Researchers are now making a good case for `genetic determination,' even including relatively complex human behaviors. It should be pointed out that the Fall of Man occurred tens of thousands of years ago-more than enough time for humanity's very DNA to become corrupt.

Similarly, while battling big-rigs in traffic might well be compared to fleeing from saber tooth tigers, note that it was the Fall that condemned humanity to remain on a savage level. Originally, humans could have rapidly developed their civilization and technology. If humans behave ape-ishly now, it is because they spent far too long struggling alongside their hairy cousins.


Currently, scientists are asking hard questions about the nature of thought, of self-awareness, and of consciousness itself.

Few agree on the definition, much less the functional nature, of these phenomena. There is a simple `dye/mirror test' which may be administered to people or animals. An animal which has unknowingly had a patch of its fur dyed some bright color, will see itself in the mirror-and not even notice the change. Even a gorilla will not seem concerned. However, a chimpanzee will react instantly-as will humans.

An older theory involves the `Cartesian Theater,' a supposed place in the brain where all outside stimulus is recreated, and a homunculus, or `little man within,' observes and considers it.

Today's leading theory of brain function is spelled out in Antonio Damasio's book Descartes' Error. A reading will certainly expand, and to some extent redefine, the Principle's description of "mind and body duality." Its students may learn that the Principle's extent is both deeper and more subtle.
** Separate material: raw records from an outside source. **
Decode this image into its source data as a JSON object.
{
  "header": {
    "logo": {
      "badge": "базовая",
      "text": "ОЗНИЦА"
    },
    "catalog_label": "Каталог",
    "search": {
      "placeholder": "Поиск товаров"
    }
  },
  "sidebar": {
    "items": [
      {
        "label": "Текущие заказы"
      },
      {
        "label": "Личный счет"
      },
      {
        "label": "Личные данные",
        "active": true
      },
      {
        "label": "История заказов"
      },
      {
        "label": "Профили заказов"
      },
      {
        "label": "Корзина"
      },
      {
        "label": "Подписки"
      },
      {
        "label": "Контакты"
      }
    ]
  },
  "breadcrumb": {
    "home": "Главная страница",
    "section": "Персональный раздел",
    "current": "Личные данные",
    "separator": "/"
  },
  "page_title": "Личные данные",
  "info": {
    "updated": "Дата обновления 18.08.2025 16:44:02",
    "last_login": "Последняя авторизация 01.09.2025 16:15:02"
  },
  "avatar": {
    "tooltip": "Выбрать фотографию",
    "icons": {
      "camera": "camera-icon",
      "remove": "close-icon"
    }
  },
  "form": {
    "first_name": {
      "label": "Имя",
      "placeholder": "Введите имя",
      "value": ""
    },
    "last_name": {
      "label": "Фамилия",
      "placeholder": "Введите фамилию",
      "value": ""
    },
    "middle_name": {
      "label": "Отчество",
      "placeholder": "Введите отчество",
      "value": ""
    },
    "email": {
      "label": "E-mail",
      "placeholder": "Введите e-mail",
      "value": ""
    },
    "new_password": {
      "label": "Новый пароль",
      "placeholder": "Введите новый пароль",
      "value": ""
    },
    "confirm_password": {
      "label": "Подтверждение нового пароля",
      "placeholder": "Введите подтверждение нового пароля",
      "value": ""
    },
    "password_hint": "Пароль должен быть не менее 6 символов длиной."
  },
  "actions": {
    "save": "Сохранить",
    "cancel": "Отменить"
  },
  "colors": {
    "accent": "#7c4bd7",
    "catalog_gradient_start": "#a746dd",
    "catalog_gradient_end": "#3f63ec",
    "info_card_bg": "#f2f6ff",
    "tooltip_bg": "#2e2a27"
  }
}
Damasio posits that the mind is doubly aware. It registers the constant input of the physical senses as well as the body's reports of its condition. Concurrently, the mind refers to a special sort of memory he calls `somatic markers,' a deep-seated feeling of how we experienced similar situations in the past. This enables the mind to grasp, and to quickly act upon, even the most complex situations. He has studied brain-damaged people who lack this one capability, and their lives are a real mess . . .

Damasio has had to posit a `third function'; something to weigh and combine these two constant inputs. Though he cannot define it, he assumes it will be found somewhere in the cells of the brain.

Others are taking a different tack. One scientist is attempting to explain `near death experiences,' and even to verify Hinduism, by positing that Consciousness is imbued throughout the cosmos, just like light or gravity. Our brains, he claims, are valves which let in small, measured doses of this universal awareness.

From this, one can see that even top scientists do not agree. The field remains wide open, and the possibilities for new discovery remain endless. Those poor `deprogrammers' are saddled with shoddy, outdated theories. Darwin has long been left in the dust, though his disciples have yet to notice.

Eventually scientists will discover the `mental' input of the spiritual world, and the balanced give and take of the energies passed between the physical and spiritual bodies. In the meantime, religious people strive to make their spiritual selves the `subject partner' in their lives.

The Unificationist tradition of matching, Blessing and `separation period' directly counters every secular school of thought mentioned in this article. By following our `formula course,' we are assured that our God-centered spiritual mind will remain the most important factor in our eternal lives.